Épisode 3/4 : Centre de détention et de torture : la complicité du gouvernement Pinochet 

La situation politique au Chili devient instable. En 1973, l’armée renverse le gouvernement socialiste de Salvador Allende, et le général Augusto Pinochet prend le pouvoir. 

La colonie soutient Augusto Pinochet et son gouvernement militaire. Ils ont comme point commun d’être anti-communistes.

Paul Schäfer dit craindre que les communistes s’emparent de la colonie, il ordonne à ses disciples d’installer des fils déclencheurs de pièges autour du domaine, de construire des tours de surveillance et de barricader les entrées. Les habitants doivent redoubler d’effort, ils travaillent toute la journée, quasiment sans boire ni manger.

Sans le savoir, les colons construisent en réalité leur propre prison.

“Nous étions comme des robots”

Le gourou commande en Allemagne des pistolets et des mitraillettes et fait fabriquer aux habitants des répliques des armes. La colonie est prête à faire la guerre. Sauf que c’est tout autre chose qui se prépare dans le domaine…

“Nous étions comme des robots”, racontent d’anciens habitants auprès d’Arte. La plupart ne comprennent pas ce qu’il se passe.

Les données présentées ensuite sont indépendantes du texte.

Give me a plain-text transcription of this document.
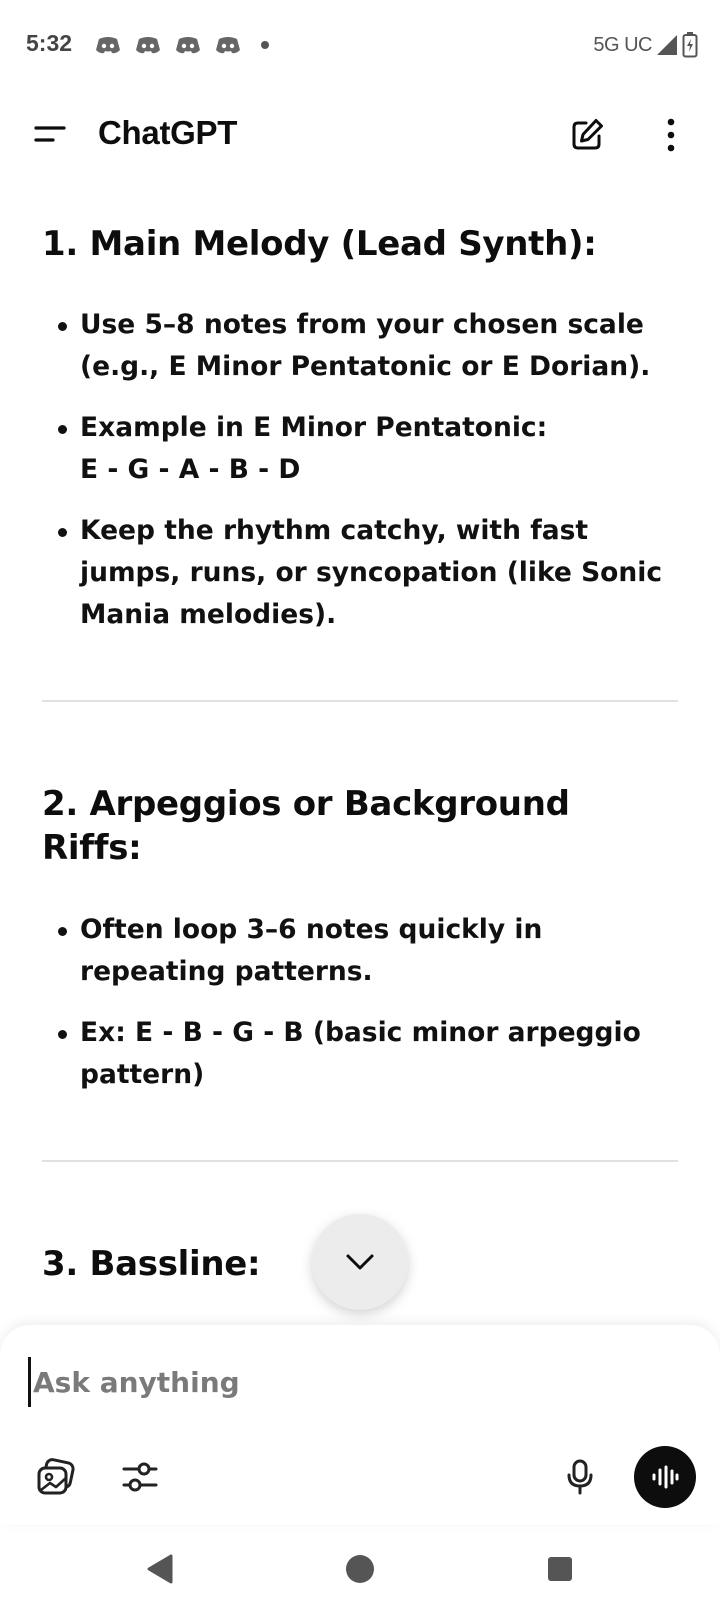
5:32	5G UC
ChatGPT
1. Main Melody (Lead Synth):
Use 5–8 notes from your chosen scale
(e.g., E Minor Pentatonic or E Dorian).
Example in E Minor Pentatonic:
E - G - A - B - D
Keep the rhythm catchy, with fast
jumps, runs, or syncopation (like Sonic
Mania melodies).
2. Arpeggios or Background Riffs:
Often loop 3–6 notes quickly in
repeating patterns.
Ex: E - B - G - B (basic minor arpeggio
pattern)
3. Bassline:
Ask anything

Ils construisent des armes, bâtissent des défenses, soignent gratuitement les Chiliens malades… Paul Schäfer fait en sorte d’occuper ses disciples 24 heures sur 24. Un climat de peur du monde extérieur règne dans la colonie, les habitants croient qu’à l’extérieur, les “autres” sont corrompus et vivent dans le péché. 

Un centre de détention et de torture

Pendant ce temps, à l'extérieur, Augusto Pinochet transforme le pays en une dictature militaire. Le communiste est strictement interdit, les arrestations ont lieu en masse : 13 000 en un an. Tous les opposants politiques sont réprimés. 

Paul Schäfer se rapproche des politiques chiliens. Il se lie d'amitié avec le général Pinochet.  Un accord tacite a lieu entre les deux oppresseurs. Le gourou propose à Augusto Pinochet d’utiliser le vaste terrain de la Colonia Dignidad pour enfermer les prisonniers et les torturer. 

Il fournit aussi des armes allemandes au gouvernement chilien. Tout cela en échange de la certitude d’être protégé contre toute poursuite judiciaire, et que sa secte puisse poursuivre ses activités en toute tranquillité.

Les colons n’ont plus le droit de circuler librement dans la propriété. Ils ignorent l’existence de cette prison, pourtant ils partagent le même terrain qu’eux.

Torturé jusqu’à ne plus tenir debout

Les prisonniers sont amenés dans des lieux à l’écart des habitants de la colonie. Pourtant, certains disent qu’ils entendent quand même leurs cris lorsque les détenus sont torturés. 

Une cave est aménagée pour réaliser en toute discrétion les sévices sur les prisonniers. Les interrogatoires ne sont qu’un prétexte pour leur donner des coups. Des électrodes sont branchées partout sur leur corps, et ils se font électrocuter jusqu’à ne plus pouvoir tenir debout. Beaucoup de personnes ont perdu la vie dans cette cave, mais il est impossible de savoir le nombre de prisonniers qui sont passés dans ces murs. 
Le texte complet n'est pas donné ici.